8. “Naked Lunch” (1991)

Only David Cronenberg could have filmed William Burroughs’ semi-autobiographical novel about his drug addiction. Especially memorable are the hallucinatory sequences involving the “mugwumps,” insect-like creatures addicted to “bug powder,” interspersed with scenes depicting Burroughs’ real-life shooting of his wife during a drunken William Tell stunt.

9. “The Basketball Diaries” (1995)

Leonardo di Caprio stars in this movie based on the life of poet and early punk rock icon Jim Carroll (“People Who Died”).  High school athlete descends into a sordid life of petty crime and prostitution in order to feed his heroin habit.  The only thing he can hold on to is his poetry.

10. “Fear and Loathing in Las Vegas” (1989)

Johnny Depp plays Raoul Duke, the thinly-veiled persona based on “gonzo journalist” Hunter Thompson, on whose book this Terry Gilliam film is based. Together with his sidekick Dr.
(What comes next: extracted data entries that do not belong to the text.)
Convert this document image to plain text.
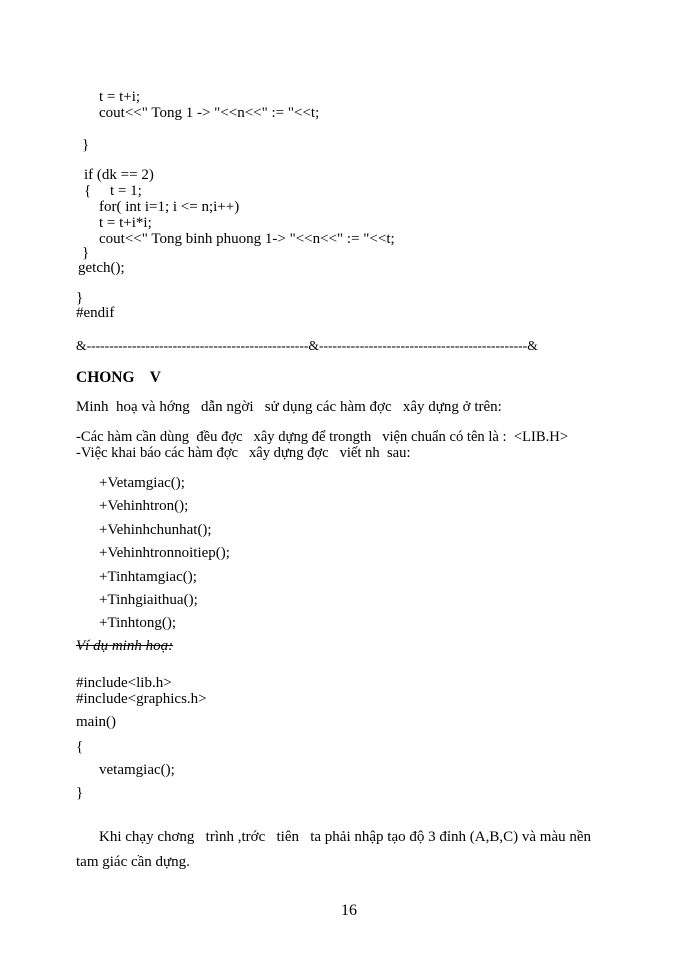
t = t+i;
cout<<" Tong 1 -> "<<n<<" := "<<t;
}
if (dk == 2)
{     t = 1;
for( int i=1; i <= n;i++)
t = t+i*i;
cout<<" Tong binh phuong 1-> "<<n<<" := "<<t;
}
getch();
}
#endif
&-------------------------------------------------&----------------------------------------------&
CHONG    V
Minh  hoạ và hớng   dẫn ngời   sử dụng các hàm đợc   xây dựng ở trên:
-Các hàm cần dùng  đều đợc   xây dựng để trongth   viện chuẩn có tên là :  <LIB.H>
-Việc khai báo các hàm đợc   xây dựng đợc   viết nh  sau:
+Vetamgiac();
+Vehinhtron();
+Vehinhchunhat();
+Vehinhtronnoitiep();
+Tinhtamgiac();
+Tinhgiaithua();
+Tinhtong();
Ví dụ minh hoạ:
#include<lib.h>
#include<graphics.h>
main()
{
vetamgiac();
}
Khi chạy chơng   trình ,trớc   tiên   ta phải nhập tạo độ 3 đỉnh (A,B,C) và màu nền
tam giác cần dựng.
16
Gonzo (Benicio del Toro), Duke embarks on a drug-fuelled road trip “into the savage heart of the American dream,” hallucinating reptilian creatures and terrorizing the squares.  This is actually the second film based on Hunter Thompson’s book. The first was “Where The Buffalo Roam” with Bill Murray in the Duke role.

The trip

11. “Requiem For A Dream” (2000)

If you really want to scare your kid straight, this is the film you should take him (or her) to see.  Darren Aronofsky’s brilliant adaptation of the Hubert Selby novel is a descent into the personal hell of addiction.   The central characters, played to perfection by Ellen Burstyn, Jared Leto and Jennifer Connelly, slowly lose their grip on sanity and eventually their humanity as addiction takes over their lives.